Wednesday, August 16, 2006

The three important principles of successful value investing

There are different ways to label these principles but I shall call them Fundamentals, Valuations and Timing. Buying a successful stock will demand that all three principles are followed, in my opinion.

Fundamentals refers to the inherent characteristics of the investment or stock. That is to say whether the company is a good company and whether it has good growth prospects.

Valuations refers to the cheapness of the investment, or stock. A company may be have all the positive traits, but if it is not cheap, it is not a good investment.

Timing refers to when to buy (and of less importance) when to sell. Needless to say, buying at the wrong time results in very different performance.

To give an example how this can work, let's pick a local stock, say, Singtel. Fundamentals for Singtel looks ok, it has not made any losses for the past 10 years, it has maintained low debts, and management seems prudent and competent. Within its industry, clearly Singtel has the dominant market share in Singapore, regionally subsidiaries of the Singtel group also seem to be doing well and reasonable growth can be expected.

Looking at Valuations, over the past 10yrs Singtel has traded within the range of 10x-30x and currently it is trading at PER of 10x. Not overly cheap but definitely not expensive at all.

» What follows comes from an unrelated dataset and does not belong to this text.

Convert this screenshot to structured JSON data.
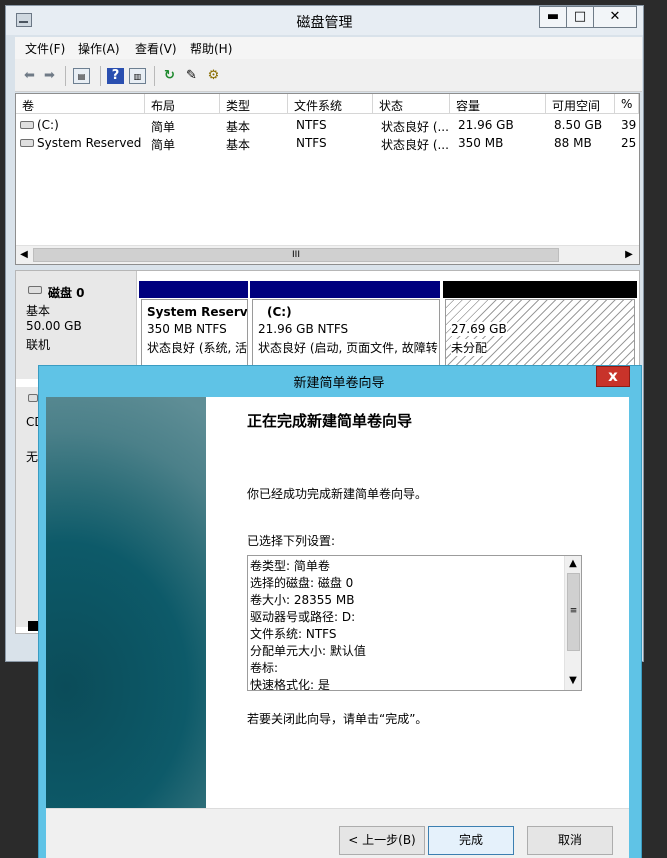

Now Timing makes all the difference right? If you had bought Singtel when it listed, you would still be losing money. Of course timing is linked to valuations, at its listing, Singtel might not have passed the valuations part of the test (i.e. at listing it was probably too expensive).

The guru, Mr Buffett does not believe that timing is important. In his view, a good stock should be bought as soon as you identify it, if it goes lower, you should buy even more. In a way, low valuations will take care of timing, i.e. low valuations ensure that you have bought the stock at the right time (and price). Also, according to the guru, once you buy a good stock, you should never sell (this is also called the buy-and-hold strategy) no matter what. Unless you need the money for other purposes.